Four biomedical engineering students at the University of Rochester have won the Rehabilitation Engineering Research Center's Accessible Medical Instrumentation Competition for their exercise cycle that can be used by people with a variety of disabilities, including stroke, Parkinson's, blindness, obesity, and deafness.

The cycle, which features Braille, audio prompts, visual cues, special seating and adjustments, was designed in a course at the University that teaches engineering students to design and develop medical devices. It has proven to be such an ingenious device that the Brain Injury Unit at St. Mary's Hospital has expressed interest in obtaining and using the cycle for its patients undergoing physical therapy.

"We're especially proud of this year's students," says Amy Lerner, associate professor of biomedical engineering and instructor of the biomedical design course. "Nineteen teams from 16 universities around the country designed devices for this competition, and we won first place the first year we entered."

The designing students are all biomedical engineering graduates: Amy Chi-Yun Huang of Emeryville, Calif., Megan Damcott of Sherman, N.Y., Ling Dong of Philadelphia, Pa., and Laura Katzenberger of White Lake, N.Y. Greg Gdowski, assistant professor of biomedical engineering, served as the team's faculty supervisor.

The students, calling their team VersaErg Innovations, began with a regular Schwinn recumbent exercise cycle, first replacing its seat with one that swivels, allowing someone with very limited mobility to sit down from a standing position beside the cycle, then easily swivel into a comfortable seated position. The new seat is larger as well to accommodate people weighing up to 300 pounds. Next, the cross bar connecting the seat pedestal to the cycle was removed so that a user could swivel into position without having to lift either leg. Once seated, the patient moves the cycle, not the seat, into position. The pedals and display easily glide toward and away from the patient and lock in place, making it unnecessary for the patient to move, but also allowing a therapist to move the cycle out of the way should assistance be needed.

To make sure the cycle was fully usable by people with vision and hearing difficulties, the students installed a large magnifying glass that can be slid over any part of the display to enlarge it. They painted all the edges of the machine with highly contrasting colors, and even enlisted the help of the National Braille Association in creating Braille stickers to identify buttons and controls across the entire cycle. Voice-recording circuitry also recites the name of whatever button or function has been activated for those visually impaired patients who cannot read Braille.

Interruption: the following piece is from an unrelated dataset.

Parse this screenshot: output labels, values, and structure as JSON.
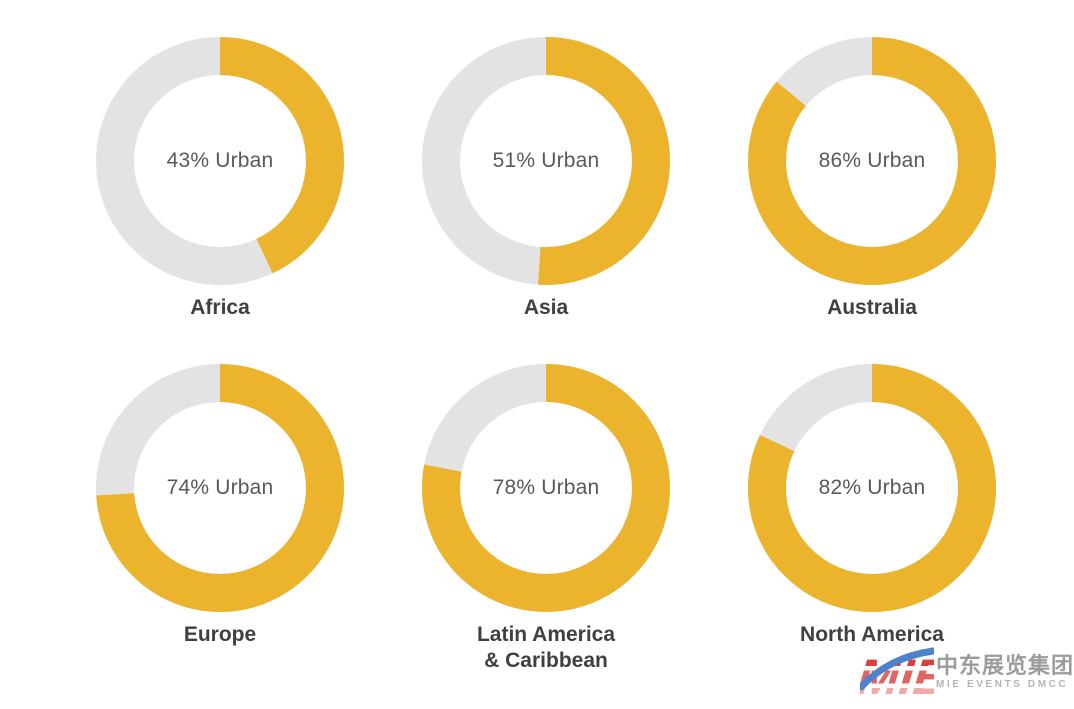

The Brain Injury Unit at St. Mary's Hospital was also involved in helping the students understand what would be necessary to make such a piece of equipment easier for people with disabilities. The physical therapy staff at St. Mary's encouraged the students to develop the "walk-through" design, as well as the swiveling seat, citing people who had suffered a stroke or Parkinson's disease—bringing a real-world understanding of the needs of physical therapy patients that might not be obvious to an engineer. The students also received advice from members of the Rochester Disabilities Cluster at the University of Rochester, a group which comprises faculty from several departments who focus on educating the community about disability issues.

"The physical therapists who saw it were very pleased with the design," says Lerner. "Even recreational therapists from the clinic took a look at it and all think it would be a terrific help for their patients."

The students went beyond merely designing the cycle itself, participating in the University's Forbes Engineering Entrepreneurship Competition. They developed a business plan for how the cycle could be commercially developed, which won them third place (another biomedical engineering team won first place with a device to simulate hearing loss). Since accessible designs can be difficult to market, the team developed a plan based on allowing customers to select a range of modifications to fit their needs.

The students developed the cycle as part of the biomedical engineering program's Senior Design Sequence, which is a course required of all biomedical engineering undergraduates. The course has garnered national praise, most notably from the Whitaker Foundation and the Biomedical Engineering Society, for its distinctive customer-driven approach to design. Projects are chosen and developed in response to real-world needs and criteria, rather than on simple course outlines. In addition, the students receive training in entrepreneurship, U.S. Food and Drug Administration regulation, and the ethical issues of biomedical design. Students have designed clinical devices, research instruments and devices to aid those with disabilities, with customers from the University of Rochester Medical Center and others from the local community.

Each year, students undertake eight to 10 projects and Lerner is already seeking new "customers," like the Brain Injury Unit at St. Mary's Hospital, who are interested in providing challenges to next year's students. Individuals or companies are welcome to contact Lerner directly at amy.lerner@rochester.edu, or check the course Web page, www.courses.rochester.edu/lerner/SRDesign, for more information.

The competition was open to students in any biomedical engineering or industrial design program, with a prize of $1,000 to the winner. It was funded by the National Institute on Disability and Rehabilitation Research of the U.S. Department of Education.